I waited. I listened to the rhythm of her heart. I listened to the blood inside her. I listened to her sweet breath. I held myself back—the raging animal that had so many times shattered the cage and taken the object of its desire. I wrapped her so close!
For an age it seemed I held her.
Then I found myself letting her go, folding her limbs against her own breast, and rising and leaving her, refusing her outstretched hands, refusing them with kisses, but leaving her and walking to the edge of the swamp alone, my body growing cold, so cold it was as if some northern winter had found me in the gentle heat and driven its teeth into me.
I stood alone, so very alone, looking into the gnawing unformed morass of the swamp, and thinking only of her and letting my imagination run rampant with the undisciplined glory of loving her, of having her. The world reborn in love, and common things overlayered with common despair leapt into colors brilliant and irresistible. What was this point in time to me? What was this place called Blackwood Farm that I couldn’t take her with me and shake its dust from off my feet and soar with her to other lands of certain enchantment?

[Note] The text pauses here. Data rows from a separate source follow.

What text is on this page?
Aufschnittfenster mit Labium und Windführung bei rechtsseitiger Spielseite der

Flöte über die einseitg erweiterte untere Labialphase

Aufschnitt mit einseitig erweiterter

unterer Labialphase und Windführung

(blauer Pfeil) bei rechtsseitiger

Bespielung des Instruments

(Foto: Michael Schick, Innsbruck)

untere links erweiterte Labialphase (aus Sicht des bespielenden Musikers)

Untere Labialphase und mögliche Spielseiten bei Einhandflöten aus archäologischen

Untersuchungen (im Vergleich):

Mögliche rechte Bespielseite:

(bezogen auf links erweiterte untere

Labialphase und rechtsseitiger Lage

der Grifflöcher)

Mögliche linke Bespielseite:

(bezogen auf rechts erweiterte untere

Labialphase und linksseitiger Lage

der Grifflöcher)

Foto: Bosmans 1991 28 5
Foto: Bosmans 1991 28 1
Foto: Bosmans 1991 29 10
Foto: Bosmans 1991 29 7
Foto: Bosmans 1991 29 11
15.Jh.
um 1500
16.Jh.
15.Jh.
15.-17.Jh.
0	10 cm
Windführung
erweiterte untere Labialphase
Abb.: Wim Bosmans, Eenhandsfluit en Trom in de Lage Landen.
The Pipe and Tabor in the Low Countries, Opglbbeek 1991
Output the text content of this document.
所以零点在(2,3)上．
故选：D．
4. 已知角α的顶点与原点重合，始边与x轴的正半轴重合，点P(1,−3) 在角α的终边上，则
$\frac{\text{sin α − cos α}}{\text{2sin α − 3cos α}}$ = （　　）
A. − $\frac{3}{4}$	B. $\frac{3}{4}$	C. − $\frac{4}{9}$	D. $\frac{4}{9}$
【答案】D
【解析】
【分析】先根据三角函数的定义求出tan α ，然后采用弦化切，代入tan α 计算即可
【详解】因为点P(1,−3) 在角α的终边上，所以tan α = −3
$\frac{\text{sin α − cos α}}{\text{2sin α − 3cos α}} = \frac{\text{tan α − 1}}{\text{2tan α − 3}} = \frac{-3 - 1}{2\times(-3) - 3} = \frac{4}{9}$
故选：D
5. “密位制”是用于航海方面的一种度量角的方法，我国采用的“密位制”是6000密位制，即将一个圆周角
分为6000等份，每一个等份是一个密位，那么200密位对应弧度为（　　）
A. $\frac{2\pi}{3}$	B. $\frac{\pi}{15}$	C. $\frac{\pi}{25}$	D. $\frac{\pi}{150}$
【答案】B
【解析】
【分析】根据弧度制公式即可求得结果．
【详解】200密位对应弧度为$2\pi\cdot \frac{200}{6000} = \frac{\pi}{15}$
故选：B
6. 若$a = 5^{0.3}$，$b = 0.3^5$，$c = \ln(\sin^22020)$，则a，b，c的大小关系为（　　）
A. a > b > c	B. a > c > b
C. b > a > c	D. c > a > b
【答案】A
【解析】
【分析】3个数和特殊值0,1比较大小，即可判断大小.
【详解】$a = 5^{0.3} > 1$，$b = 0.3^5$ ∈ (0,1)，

Oh yes, and what has this to do with pure love, Lestat? What is the luster of pure love? What is the luster of that most uncommon one who lies there waiting?
I don’t know how long I stood there, apart from her. My rosy dreams of palaces, of wanderings, of bowers and realms of love were vaporous and great and small and vanishing.
And she was there, patient, wise—condemned by her own lips, wasn’t she?